In Stickstoffbegrenzung produziert der Baum 10 Mal mehr Schutzmoleküle bei krankheitserregenden Angriffen im Vergleich zu einem Baum der stark gedüngt wird.

Es ist, als ob sein Immunsystem verstärkt würde.

Vielleicht habt Ihr schon einmal gemerkt, dass Küchenkräuter mehr Geschmack haben, wenn man ihnen weniger Düngemittel gibt. Es ist, weil die Moleküle, die unsere Teller parfümieren, im Grunde hergestellt werden um die Pflanze zu schützen.

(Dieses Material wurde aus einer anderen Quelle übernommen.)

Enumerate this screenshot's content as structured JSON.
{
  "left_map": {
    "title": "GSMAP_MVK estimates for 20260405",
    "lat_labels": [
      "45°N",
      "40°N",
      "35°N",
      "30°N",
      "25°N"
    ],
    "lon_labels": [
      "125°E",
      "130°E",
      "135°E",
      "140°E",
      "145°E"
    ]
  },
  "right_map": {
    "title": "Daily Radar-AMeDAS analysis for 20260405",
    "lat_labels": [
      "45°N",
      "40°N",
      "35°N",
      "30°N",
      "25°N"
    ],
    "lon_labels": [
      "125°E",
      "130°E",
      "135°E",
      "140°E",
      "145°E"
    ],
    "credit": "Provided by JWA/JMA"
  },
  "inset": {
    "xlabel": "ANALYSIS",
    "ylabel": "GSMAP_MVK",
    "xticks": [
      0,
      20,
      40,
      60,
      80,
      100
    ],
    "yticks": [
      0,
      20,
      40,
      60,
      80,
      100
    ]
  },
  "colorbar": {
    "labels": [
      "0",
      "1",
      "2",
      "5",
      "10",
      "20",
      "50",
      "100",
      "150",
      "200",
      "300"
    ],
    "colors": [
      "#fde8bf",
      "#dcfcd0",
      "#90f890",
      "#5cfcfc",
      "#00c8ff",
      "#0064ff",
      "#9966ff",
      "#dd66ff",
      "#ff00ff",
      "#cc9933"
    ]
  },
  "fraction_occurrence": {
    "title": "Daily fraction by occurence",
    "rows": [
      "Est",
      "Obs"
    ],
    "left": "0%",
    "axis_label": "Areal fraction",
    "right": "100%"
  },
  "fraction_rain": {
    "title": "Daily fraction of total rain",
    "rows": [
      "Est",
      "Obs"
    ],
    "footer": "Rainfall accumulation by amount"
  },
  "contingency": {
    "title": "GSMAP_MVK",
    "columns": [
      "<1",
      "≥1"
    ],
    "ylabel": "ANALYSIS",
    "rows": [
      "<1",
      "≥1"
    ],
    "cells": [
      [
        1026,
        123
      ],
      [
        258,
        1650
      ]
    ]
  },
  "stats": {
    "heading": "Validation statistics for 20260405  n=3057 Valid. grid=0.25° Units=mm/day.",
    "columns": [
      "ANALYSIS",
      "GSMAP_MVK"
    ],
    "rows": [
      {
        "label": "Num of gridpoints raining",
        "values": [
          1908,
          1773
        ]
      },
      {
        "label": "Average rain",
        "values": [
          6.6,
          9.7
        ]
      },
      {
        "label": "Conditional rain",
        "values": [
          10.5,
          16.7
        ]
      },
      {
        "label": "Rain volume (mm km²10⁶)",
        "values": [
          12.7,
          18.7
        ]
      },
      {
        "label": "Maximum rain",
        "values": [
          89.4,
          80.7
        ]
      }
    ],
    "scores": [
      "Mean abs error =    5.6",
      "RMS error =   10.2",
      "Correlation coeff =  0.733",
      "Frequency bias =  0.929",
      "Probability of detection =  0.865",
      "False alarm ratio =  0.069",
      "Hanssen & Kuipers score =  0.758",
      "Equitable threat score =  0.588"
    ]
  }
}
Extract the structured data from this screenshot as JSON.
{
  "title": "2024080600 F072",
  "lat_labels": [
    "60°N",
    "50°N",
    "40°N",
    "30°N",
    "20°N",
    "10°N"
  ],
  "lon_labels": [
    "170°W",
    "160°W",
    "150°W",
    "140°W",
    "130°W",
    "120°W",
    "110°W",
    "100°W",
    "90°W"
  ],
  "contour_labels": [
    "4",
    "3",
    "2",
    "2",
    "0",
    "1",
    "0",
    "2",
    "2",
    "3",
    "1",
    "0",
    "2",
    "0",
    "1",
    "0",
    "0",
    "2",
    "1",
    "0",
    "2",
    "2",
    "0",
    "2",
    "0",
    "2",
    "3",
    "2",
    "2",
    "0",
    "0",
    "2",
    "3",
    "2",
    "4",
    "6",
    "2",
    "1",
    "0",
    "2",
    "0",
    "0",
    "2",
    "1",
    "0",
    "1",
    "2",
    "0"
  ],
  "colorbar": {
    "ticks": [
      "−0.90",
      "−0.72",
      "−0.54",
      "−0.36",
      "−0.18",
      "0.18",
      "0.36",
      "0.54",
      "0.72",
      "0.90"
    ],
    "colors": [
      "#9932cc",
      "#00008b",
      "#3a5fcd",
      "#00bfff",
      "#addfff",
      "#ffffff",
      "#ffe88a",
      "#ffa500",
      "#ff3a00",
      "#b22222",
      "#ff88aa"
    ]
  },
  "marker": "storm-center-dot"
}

Erinnert euch aber bitte daran, dass der Dünger der letzte "Pflegeparameter" unserer Bäume ist, also was nach den anderen "Parametern"(Pflegemaßnahmen) kommt wie:
- eine gute Temperatur,
- eine gute Beleuchtung,
- die Luftfeuchtigkeit,
- ein gut belüftetes/durchlässiges Substrat,
- dass man die Arbeiten (Schneiden, Drahten,...) ausführt wenn die Energiereserven (Zucker) im Baum am höchsten sind
- usw.
Das will nicht heißen, dass der Dünger keine Bedeutung hat! Das hat es schon, aber keine so große wie man denkt.
Ein Baum, dem es zu kalt ist, oder zu heiß, oder der keine guten gesunden Wurzeln hat, wird sowieso sein Dünger nicht gut aufnehmen... Versteht ihr, was ich meine ? Also muss man vor allem die Kulturbedingungen pflegen.
Ein Bonsai kann Jahren ohne Düngemittel überleben, dagegen wird er in nur wenigen Tagen sterben wenn er nicht gegossen wird, und in einigen Wochen, wenn er keinen Zugang zur Sonnenenergie mehr hat, oder wenn das Substrat seine Wurzeln erstickt.
Das Düngemittel ist auf keinen Fall ein lebenswichtiger Parameter. Es ist nicht die Nahrung der Pflanzen. Wenn man unseren Bäumen Düngemittel gibt, hat man den Eindruck, sie zu ernähren. Jedoch ist diese Idee falsch, denn die Bäume haben einen Hauptvorteil auf uns: sie stellen selbst ihre Nahrung her. Ein wenig Sonne, CO2 und Wasser reichen aus, um den Zucker herzustellen, den sie benötigen, um zu leben. Das ist die Magie der Fotosynthese !

Um also nochmal zur Herbstdüngung zurück zu kommen :

Wie für alles gibt es keine einzige Art und Weise es zu machen, nur ein einziges Ziel: dass die infinitesimale (unendlich kleine) Menge von Mineralelementen, die der Baum benötigt, im Substrat verfügbar ist, wenn der Baum sie benötigt...
Gruß Jürgen *wink*

Wer nicht mit Pflanzen und Tieren kann, kann auch nicht mit Menschen.